Ellett: Since the 80s, how consumers engage with brands and communications has changed dramatically. How is that shifting your marketing mix and the way you’re thinking about communicating now versus before?
Ellett: Since the 80s, how consumers engage with brands and communications has changed dramatically. How is that shifting your marketing mix and the way you’re thinking about communicating now versus before?
Tanner: To me the communication objective is to build consideration. That leads me to deliver my defining message, and the plunge is the defining message. And TV is still a driver to achieve that reach. We’re [limited in the number of] markets we’re going to be in this year, but TV still gets us there. How it’s delivered is heavily digital so there are a lot of pre-rolls on Hulu and other digital services. We’re maintaining that TV investment but we’re also spending in the digital partner space. We’re extending into our owned assets and trying to build earned views through partnerships with Google, mostly YouTube, but other platforms, too. So it’s taking the equity of that commercial and extending it over multiple touch points in a digital space to maximize our reach with our target.
Then the rest becomes activation. As you can imagine there are lots and lots of plunge videos out there. So we expect to do a lot in the space of digital engagement around the plunge and work with key partners such as Facebook, Google and a few others to leverage the Nestle global partnerships we have in the digital and social media space.

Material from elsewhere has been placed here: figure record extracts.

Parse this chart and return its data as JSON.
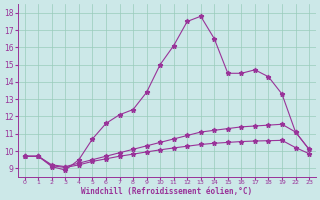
{
  "xlabel": "Windchill (Refroidissement éolien,°C)",
  "bg_color": "#cce8e8",
  "line_color": "#993399",
  "grid_color": "#99ccbb",
  "x_positions": [
    0,
    1,
    2,
    3,
    4,
    5,
    6,
    7,
    8,
    9,
    10,
    11,
    12,
    13,
    14,
    15,
    16,
    17,
    18,
    19,
    20,
    21
  ],
  "x_labels": [
    "0",
    "1",
    "2",
    "3",
    "4",
    "5",
    "6",
    "7",
    "8",
    "9",
    "10",
    "11",
    "12",
    "13",
    "14",
    "15",
    "16",
    "17",
    "18",
    "19",
    "22",
    "23"
  ],
  "xlim": [
    -0.5,
    21.5
  ],
  "ylim": [
    8.5,
    18.5
  ],
  "y_ticks": [
    9,
    10,
    11,
    12,
    13,
    14,
    15,
    16,
    17,
    18
  ],
  "series": [
    {
      "x": [
        0,
        1,
        2,
        3,
        4,
        5,
        6,
        7,
        8,
        9,
        10,
        11,
        12,
        13,
        14,
        15,
        16,
        17,
        18,
        19,
        20,
        21
      ],
      "y": [
        9.7,
        9.7,
        9.1,
        8.9,
        9.5,
        10.7,
        11.6,
        12.1,
        12.4,
        13.4,
        15.0,
        16.1,
        17.5,
        17.8,
        16.5,
        14.5,
        14.5,
        14.7,
        14.3,
        13.3,
        11.1,
        10.1
      ]
    },
    {
      "x": [
        0,
        1,
        2,
        3,
        4,
        5,
        6,
        7,
        8,
        9,
        10,
        11,
        12,
        13,
        14,
        15,
        16,
        17,
        18,
        19,
        20,
        21
      ],
      "y": [
        9.7,
        9.7,
        9.2,
        9.1,
        9.3,
        9.5,
        9.7,
        9.9,
        10.1,
        10.3,
        10.5,
        10.7,
        10.9,
        11.1,
        11.2,
        11.3,
        11.4,
        11.45,
        11.5,
        11.55,
        11.1,
        10.1
      ]
    },
    {
      "x": [
        0,
        1,
        2,
        3,
        4,
        5,
        6,
        7,
        8,
        9,
        10,
        11,
        12,
        13,
        14,
        15,
        16,
        17,
        18,
        19,
        20,
        21
      ],
      "y": [
        9.7,
        9.7,
        9.15,
        9.05,
        9.2,
        9.4,
        9.55,
        9.7,
        9.82,
        9.95,
        10.07,
        10.18,
        10.28,
        10.38,
        10.45,
        10.5,
        10.55,
        10.58,
        10.6,
        10.62,
        10.2,
        9.85
      ]
    }
  ]
}
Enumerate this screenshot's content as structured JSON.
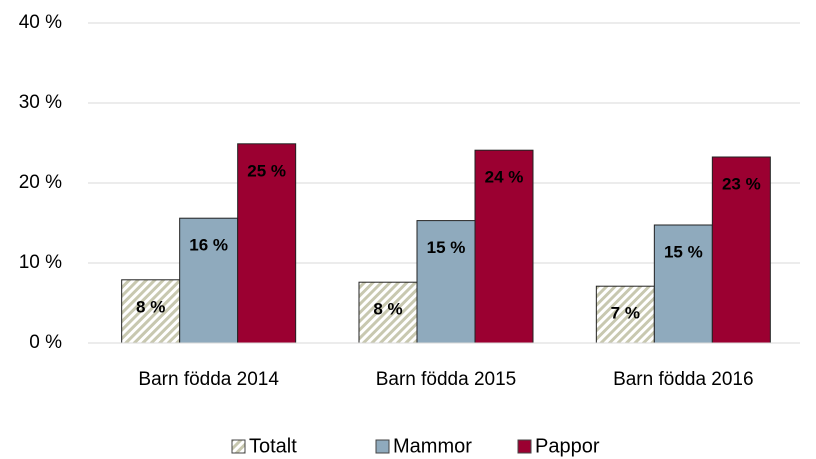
{
  "chart_data": {
    "type": "bar",
    "categories": [
      "Barn födda 2014",
      "Barn födda 2015",
      "Barn födda 2016"
    ],
    "series": [
      {
        "name": "Totalt",
        "color": "#c8c8b0",
        "hatch": true,
        "values": [
          7.9,
          7.6,
          7.1
        ],
        "value_labels": [
          "8 %",
          "8 %",
          "7 %"
        ]
      },
      {
        "name": "Mammor",
        "color": "#8faabd",
        "values": [
          15.6,
          15.3,
          14.75
        ],
        "value_labels": [
          "16 %",
          "15 %",
          "15 %"
        ]
      },
      {
        "name": "Pappor",
        "color": "#9b0031",
        "values": [
          24.9,
          24.1,
          23.25
        ],
        "value_labels": [
          "25 %",
          "24 %",
          "23 %"
        ]
      }
    ],
    "ylim": [
      0,
      40
    ],
    "yticks": [
      {
        "value": 0,
        "label": "0 %"
      },
      {
        "value": 10,
        "label": "10 %"
      },
      {
        "value": 20,
        "label": "20 %"
      },
      {
        "value": 30,
        "label": "30 %"
      },
      {
        "value": 40,
        "label": "40 %"
      }
    ],
    "grid": true,
    "legend": "bottom"
  }
}
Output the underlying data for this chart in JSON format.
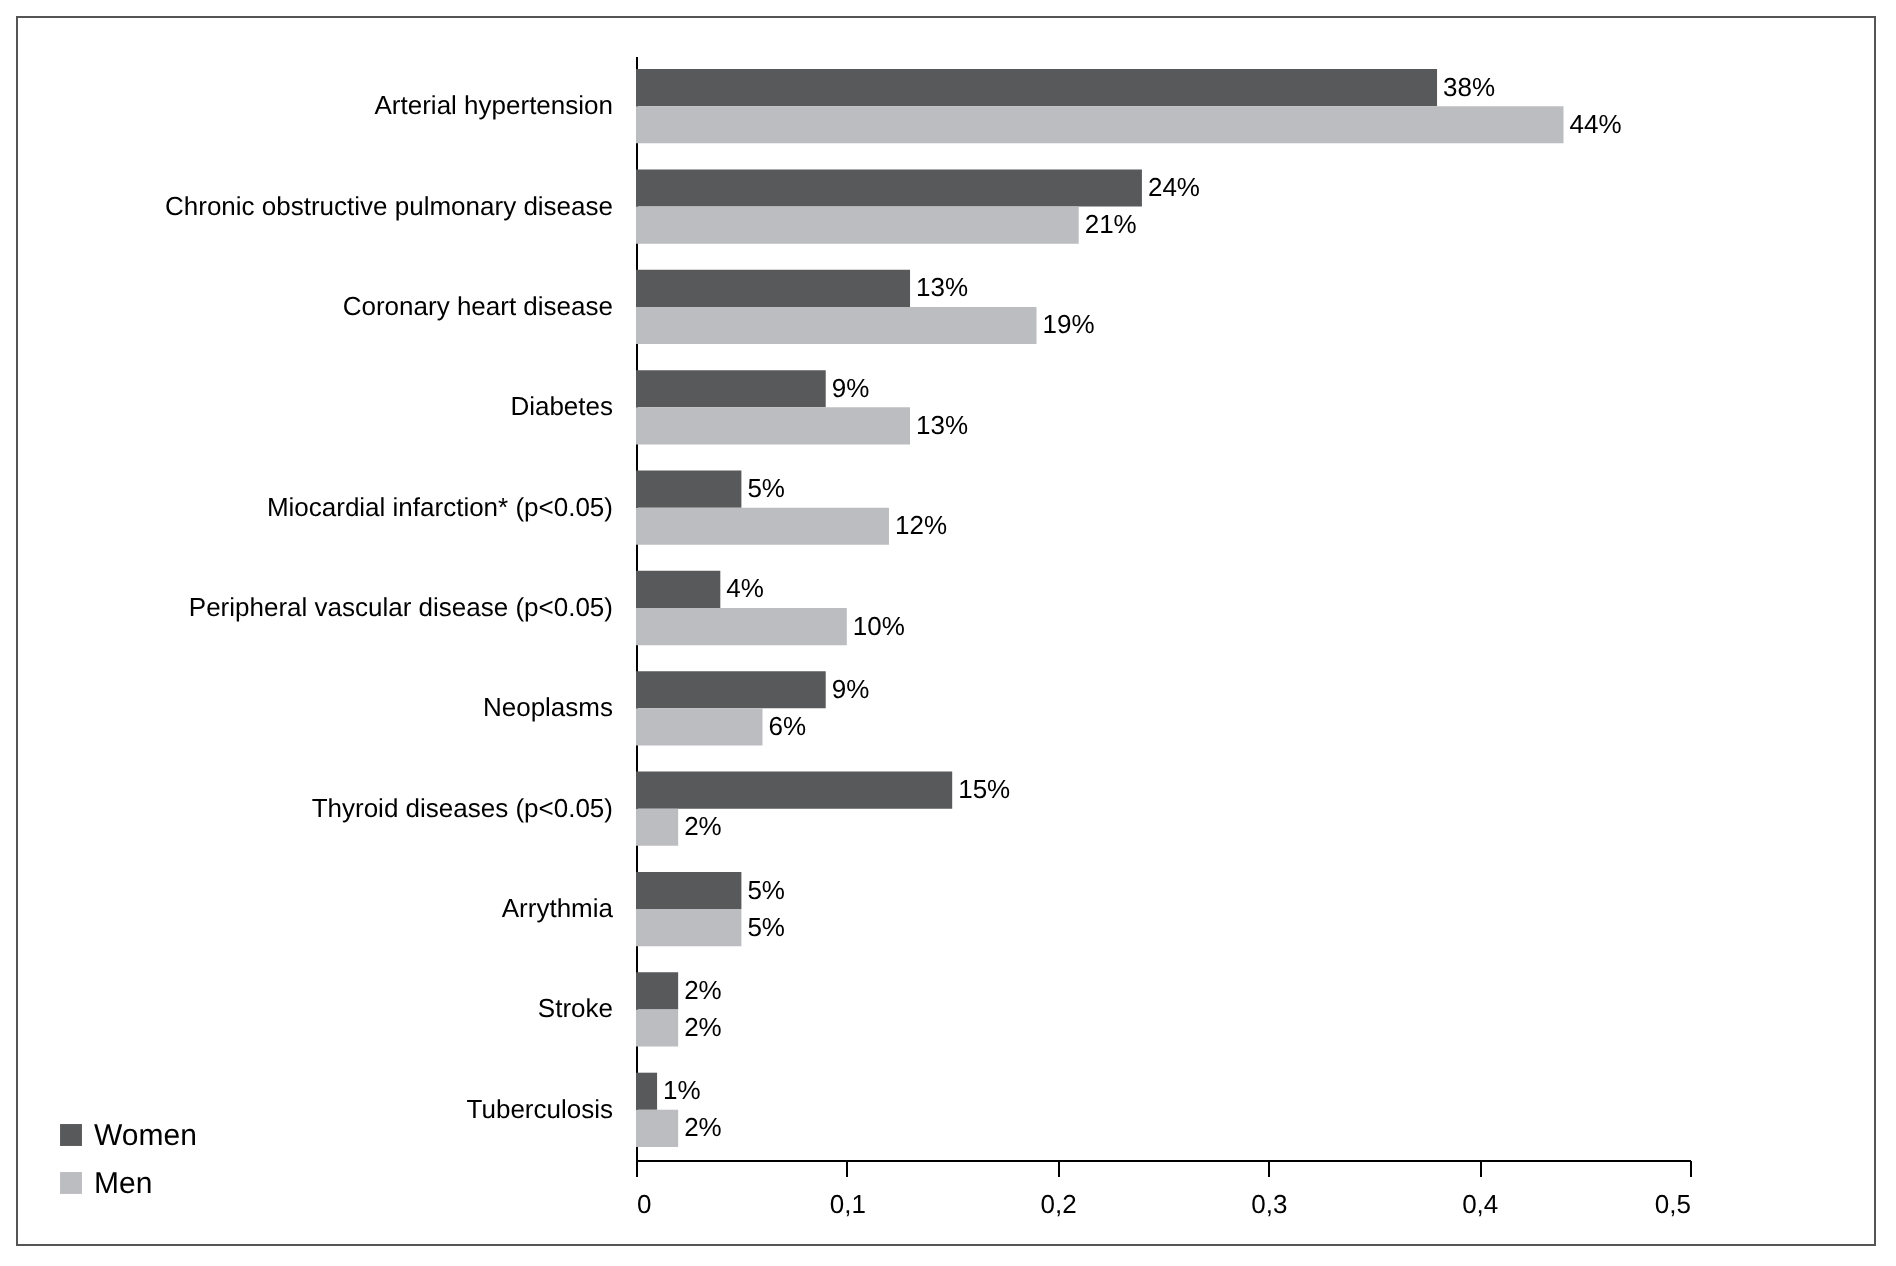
{
  "chart_data": {
    "type": "bar",
    "orientation": "horizontal",
    "categories": [
      "Arterial hypertension",
      "Chronic obstructive pulmonary disease",
      "Coronary heart disease",
      "Diabetes",
      "Miocardial infarction* (p<0.05)",
      "Peripheral vascular disease (p<0.05)",
      "Neoplasms",
      "Thyroid diseases  (p<0.05)",
      "Arrythmia",
      "Stroke",
      "Tuberculosis"
    ],
    "series": [
      {
        "name": "Women",
        "color": "#58595b",
        "values": [
          0.38,
          0.24,
          0.13,
          0.09,
          0.05,
          0.04,
          0.09,
          0.15,
          0.05,
          0.02,
          0.01
        ],
        "value_labels": [
          "38%",
          "24%",
          "13%",
          "9%",
          "5%",
          "4%",
          "9%",
          "15%",
          "5%",
          "2%",
          "1%"
        ]
      },
      {
        "name": "Men",
        "color": "#bcbdc0",
        "values": [
          0.44,
          0.21,
          0.19,
          0.13,
          0.12,
          0.1,
          0.06,
          0.02,
          0.05,
          0.02,
          0.02
        ],
        "value_labels": [
          "44%",
          "21%",
          "19%",
          "13%",
          "12%",
          "10%",
          "6%",
          "2%",
          "5%",
          "2%",
          "2%"
        ]
      }
    ],
    "xlim": [
      0,
      0.5
    ],
    "xticks": [
      {
        "value": 0,
        "label": "0"
      },
      {
        "value": 0.1,
        "label": "0,1"
      },
      {
        "value": 0.2,
        "label": "0,2"
      },
      {
        "value": 0.3,
        "label": "0,3"
      },
      {
        "value": 0.4,
        "label": "0,4"
      },
      {
        "value": 0.5,
        "label": "0,5"
      }
    ],
    "grid": false,
    "legend": "bottom left"
  }
}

We’re excited about it. It really comes down to how much you have to invest. That will play out over time as we build our distribution and we start seeing things take off this summer. We had to rush but I think we have a pretty good mix of offline and online activity to fill that consideration piece. But we’re going to have to do it market by market. We’re kind of east coast, west coast and a couple of retail markets this year, but we expect [our presence] to be much broader next year.